The following code should do what you want:
library(tidyverse)
y <- structure(list(Iso = structure(1:9, .Label = c("a", "b", "c",
"d", "e", "f", "g", "h", "i"),
class = "factor"),
z1 = c(342.6, 8.94, 6.91, 3.96, 1.89, 4.38, 1.43, 5.18, 189.1),
z2 = c(187.34, 2.8, 8.42, 8.24, 2.36, 2.34, 7.6, 0.5, 136.01)),
row.names = c(NA, -9L),
class = c("data.frame"))
## transform to long format
y.long <- y %>% gather(type, value, -Iso)

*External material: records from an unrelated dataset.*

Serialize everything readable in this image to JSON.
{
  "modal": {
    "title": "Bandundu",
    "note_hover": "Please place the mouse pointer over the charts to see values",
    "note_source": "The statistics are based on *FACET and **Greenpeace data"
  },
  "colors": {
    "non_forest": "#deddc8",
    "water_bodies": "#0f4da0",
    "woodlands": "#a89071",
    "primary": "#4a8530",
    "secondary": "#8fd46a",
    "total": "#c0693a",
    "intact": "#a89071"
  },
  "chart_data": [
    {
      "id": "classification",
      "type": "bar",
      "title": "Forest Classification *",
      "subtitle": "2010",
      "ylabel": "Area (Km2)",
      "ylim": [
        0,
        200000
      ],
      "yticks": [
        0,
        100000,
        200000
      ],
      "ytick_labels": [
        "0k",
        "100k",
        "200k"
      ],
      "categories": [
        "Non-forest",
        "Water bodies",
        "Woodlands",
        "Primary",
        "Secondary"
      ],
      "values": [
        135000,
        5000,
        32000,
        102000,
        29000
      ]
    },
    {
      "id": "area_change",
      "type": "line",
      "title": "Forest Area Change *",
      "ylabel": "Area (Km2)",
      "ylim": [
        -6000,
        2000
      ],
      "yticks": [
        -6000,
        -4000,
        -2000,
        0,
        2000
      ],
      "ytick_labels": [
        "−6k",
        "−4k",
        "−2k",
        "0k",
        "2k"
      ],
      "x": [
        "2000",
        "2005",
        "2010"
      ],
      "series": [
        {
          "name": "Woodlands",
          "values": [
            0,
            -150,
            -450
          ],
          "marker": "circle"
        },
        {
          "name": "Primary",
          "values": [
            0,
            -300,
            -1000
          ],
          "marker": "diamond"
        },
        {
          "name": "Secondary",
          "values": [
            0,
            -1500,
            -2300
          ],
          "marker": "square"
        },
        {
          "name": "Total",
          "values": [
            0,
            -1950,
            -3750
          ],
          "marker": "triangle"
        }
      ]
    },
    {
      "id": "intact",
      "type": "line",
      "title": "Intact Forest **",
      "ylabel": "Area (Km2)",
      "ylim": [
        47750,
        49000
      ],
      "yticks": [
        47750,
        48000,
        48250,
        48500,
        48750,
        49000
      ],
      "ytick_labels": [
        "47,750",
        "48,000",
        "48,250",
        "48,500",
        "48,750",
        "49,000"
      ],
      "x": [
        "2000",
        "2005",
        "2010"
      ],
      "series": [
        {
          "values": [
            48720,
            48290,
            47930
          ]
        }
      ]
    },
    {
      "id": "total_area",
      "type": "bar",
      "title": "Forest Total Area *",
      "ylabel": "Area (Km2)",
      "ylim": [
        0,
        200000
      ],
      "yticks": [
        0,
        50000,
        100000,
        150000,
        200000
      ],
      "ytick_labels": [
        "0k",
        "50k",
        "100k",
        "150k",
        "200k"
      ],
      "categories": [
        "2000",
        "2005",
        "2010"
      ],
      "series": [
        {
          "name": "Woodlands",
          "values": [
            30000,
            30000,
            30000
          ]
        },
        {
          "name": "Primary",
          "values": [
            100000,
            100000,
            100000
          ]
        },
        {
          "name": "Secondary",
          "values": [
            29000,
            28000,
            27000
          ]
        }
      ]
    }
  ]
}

## add a new column which 'marks' the special rows
## NOTE: since we moved to long format rows corresponding to z2 are starting now at row 10
y.long <- y.long %>% mutate(highlight = ifelse(type == "z1",
ifelse(row_number() %in% c(1, 7, 8),
"special", "normal"),
ifelse(row_number() %in% c(10, 14, 16, 17),
"special", "normal")))
## in your ggplot you can now map the columns to the graphical elements like so:
ggplot(y.long, aes(Iso, value,
color = type, linetype = type, shape = highlight,
group = type)) +
geom_point(size = 3) +
geom_line(aes(size = type)) +
scale_y_log10(limits = c(0.1, 2000), breaks = c(1e-1, 1, 1e1, 1e2, 1e3)) +
scale_color_manual("", values = c(z1 = "brown", z2 = "wheat")) +
scale_size_manual("", values = c(z1 = 1, z2 = 2), guide = "none") +
scale_shape_manual("", values = c(normal = 16, special = 13), guide = "none") +
scale_linetype_manual("", values = c(z1 = "solid", z2 = "dotted"), guide = "none") +
labs(x = "", y = "ZZ/CI") +
theme_bw() +
theme(axis.text.x = element_text(angle = 90, vjust = 0.5, size = 19, face = "bold"),
axis.text.y = element_text(size = 12),
axis.title.y = element_text(size = 15))
This results in the following plot:
You can adapt the mutate satement to include/exclude other rows and the scale_* functions to show/hide legends.
Theoretically, you could use something like this in your mutate
mutate(highlight = ifelse(value %in% c(343.6, 1.43, 5.18, 187.34,
2.36, 7.6, 0.5),
"special", "normal"))
but due to floating point issues (cf. for instance this article), i would not do this and rather select by row number (as I did) or any other suitable criterion, or use all.equal to make proper floating point comparisons.